1. Set the hop count to an unreachable state as soon as the failed network is detected
2. Route remains poisoned until the hold-down timer expires.
3. Hold timer depends on the routing protocol; Every protocol is having different hold-down timer.
4. Only uni direction traffic flow.
5. If the route is not back up during the hold down time period expires, that route is removed from the routing table and added in the garbage table.
The last one is Hold Down timers. What does hold-timers do?
1. A router receives an update from a neighbor indicating that a network that previously was accessible is now no longer accessible.
2. The receiving router marks that route possibly down and starts the hold-down timer.
3. If an update with a better metric for that network is received from any neighboring router during the hold-down period, the network is reinstated and the hold-down timer is removed.
4. If an update from any other neighbor is received during the hold-down period with the same or worse metric for that network, that update is ignored.
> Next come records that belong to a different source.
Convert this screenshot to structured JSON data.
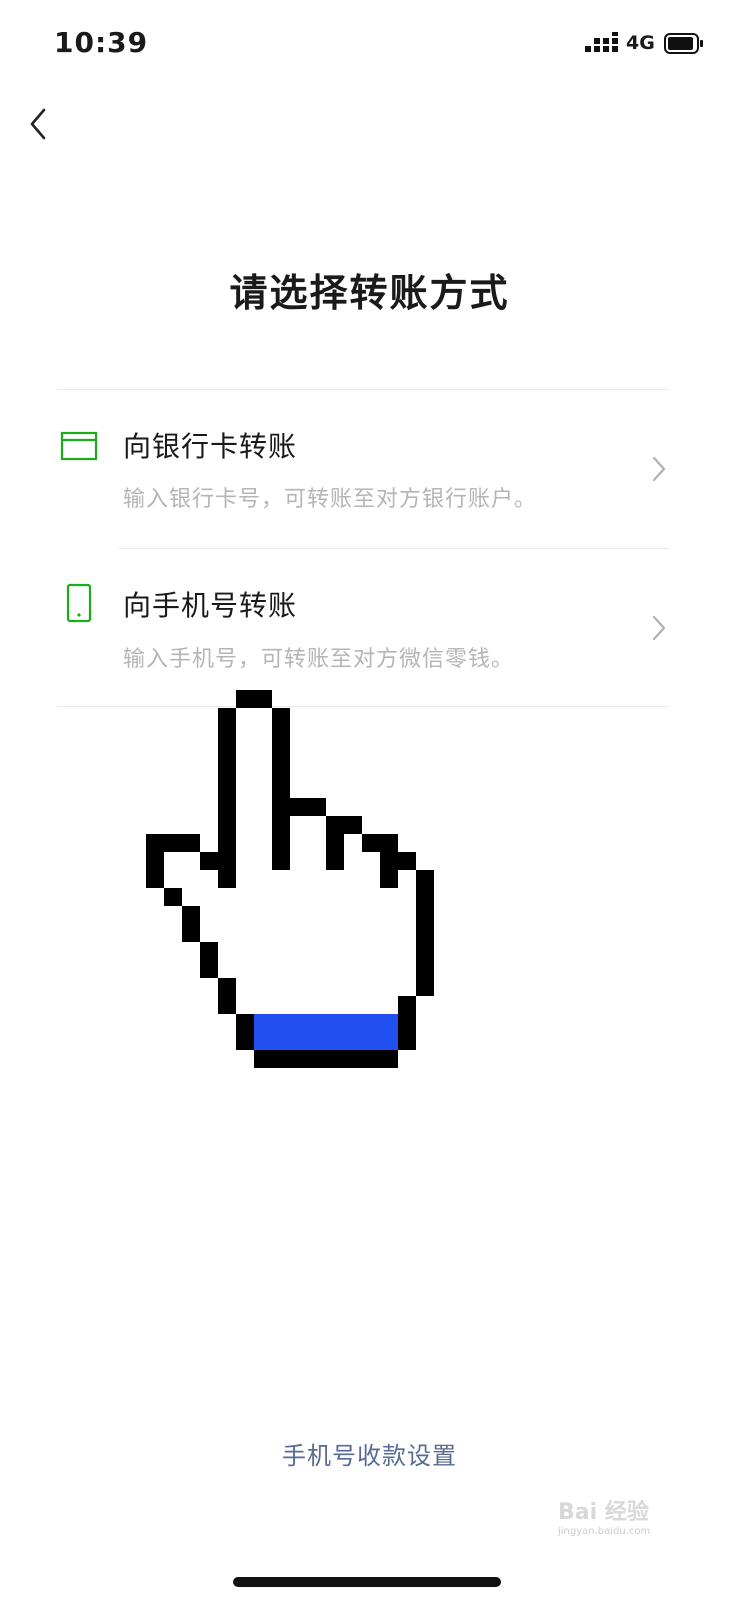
{
  "status_bar": {
    "time": "10:39",
    "network": "4G",
    "icons": [
      "signal-icon",
      "battery-icon"
    ]
  },
  "nav": {
    "back_icon": "back-chevron-icon"
  },
  "title": "请选择转账方式",
  "options": [
    {
      "icon": "bank-card-icon",
      "title": "向银行卡转账",
      "desc": "输入银行卡号，可转账至对方银行账户。",
      "chevron_icon": "chevron-right-icon"
    },
    {
      "icon": "mobile-phone-icon",
      "title": "向手机号转账",
      "desc": "输入手机号，可转账至对方微信零钱。",
      "chevron_icon": "chevron-right-icon"
    }
  ],
  "footer_link": "手机号收款设置",
  "overlay": {
    "icon": "pointing-hand-cursor-icon",
    "cuff_color": "#2250f0"
  },
  "colors": {
    "accent_green": "#1aad19",
    "link_blue": "#576b95",
    "secondary_text": "#b5b5b5"
  }
}
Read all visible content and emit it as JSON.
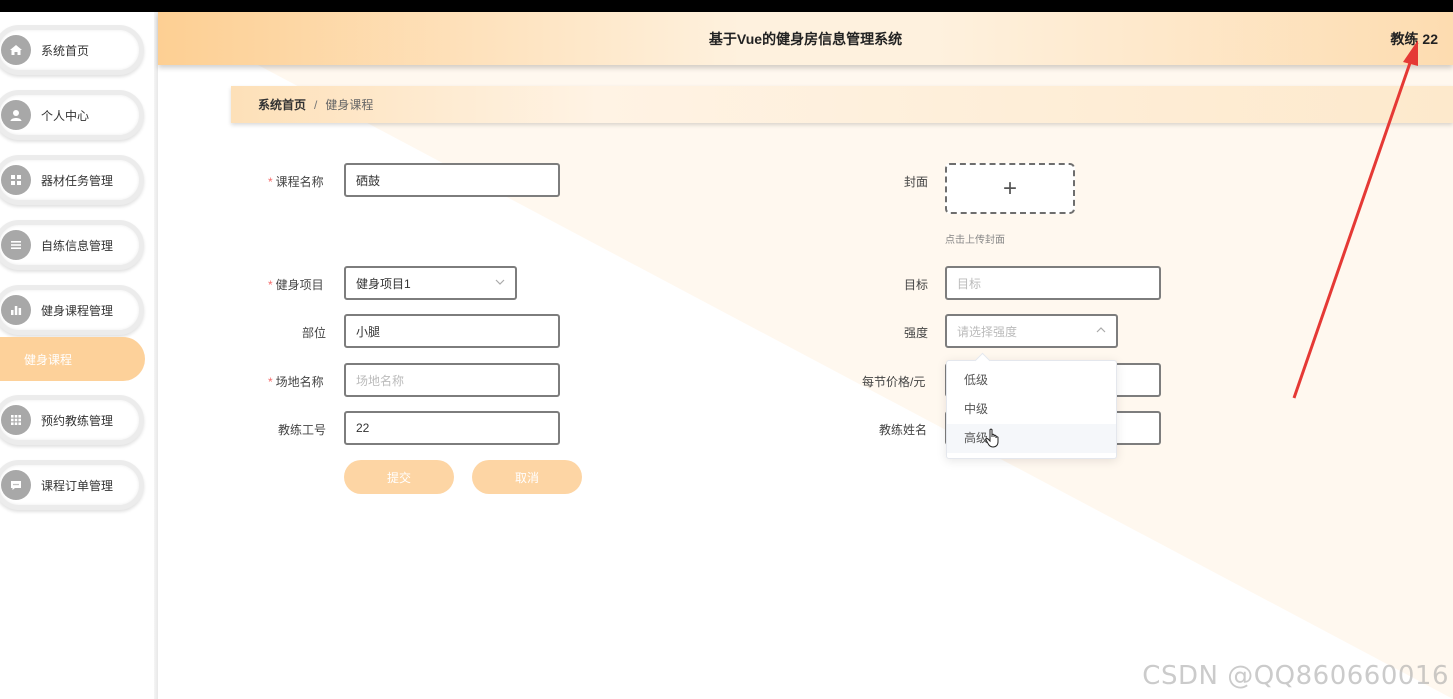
{
  "header": {
    "title": "基于Vue的健身房信息管理系统",
    "user": "教练 22"
  },
  "sidebar": {
    "items": [
      {
        "label": "系统首页",
        "icon": "home-icon"
      },
      {
        "label": "个人中心",
        "icon": "user-icon"
      },
      {
        "label": "器材任务管理",
        "icon": "grid-icon"
      },
      {
        "label": "自练信息管理",
        "icon": "list-icon"
      },
      {
        "label": "健身课程管理",
        "icon": "bar-chart-icon"
      },
      {
        "label": "预约教练管理",
        "icon": "grid-icon"
      },
      {
        "label": "课程订单管理",
        "icon": "chat-icon"
      }
    ],
    "active_sub": "健身课程"
  },
  "breadcrumb": {
    "home": "系统首页",
    "separator": "/",
    "current": "健身课程"
  },
  "form": {
    "course_name": {
      "label": "课程名称",
      "value": "硒鼓"
    },
    "cover": {
      "label": "封面",
      "tip": "点击上传封面",
      "plus": "+"
    },
    "project": {
      "label": "健身项目",
      "value": "健身项目1"
    },
    "goal": {
      "label": "目标",
      "placeholder": "目标"
    },
    "part": {
      "label": "部位",
      "value": "小腿"
    },
    "intensity": {
      "label": "强度",
      "placeholder": "请选择强度",
      "options": [
        "低级",
        "中级",
        "高级"
      ],
      "hovered": "高级"
    },
    "venue": {
      "label": "场地名称",
      "placeholder": "场地名称"
    },
    "price": {
      "label": "每节价格/元"
    },
    "coach_id": {
      "label": "教练工号",
      "value": "22"
    },
    "coach_name": {
      "label": "教练姓名"
    },
    "submit": "提交",
    "cancel": "取消"
  },
  "watermark": "CSDN @QQ860660016",
  "colors": {
    "accent": "#fdd19a",
    "arrow": "#e53935"
  }
}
Thus, more time is allowed for the information about the change to be propagated.
5. Routers still forward packets to destination networks that are marked as possibly down. This allows the router to overcome any issues associated with intermittent connectivity. If the destination network truly is unavailable and the packets are forwarded, black hole routing is created and lasts until the hold-down timer expires. (Very Important Point). This could be the reason, administrators look forward to reduce the hold-down timers to increase the convergence time. Definitely if the network is not stable these timers generates lot of messages.
As per section 2.2.2, RFC 1058 explicitly says that “Split horizon with poisoned reverse will prevent any routing loops that involve only two gateways. However, it is still possible to end up with patterns in which three gateways are engaged in mutual deception.” Definitely this could be the case of broadcast of multi-access networks.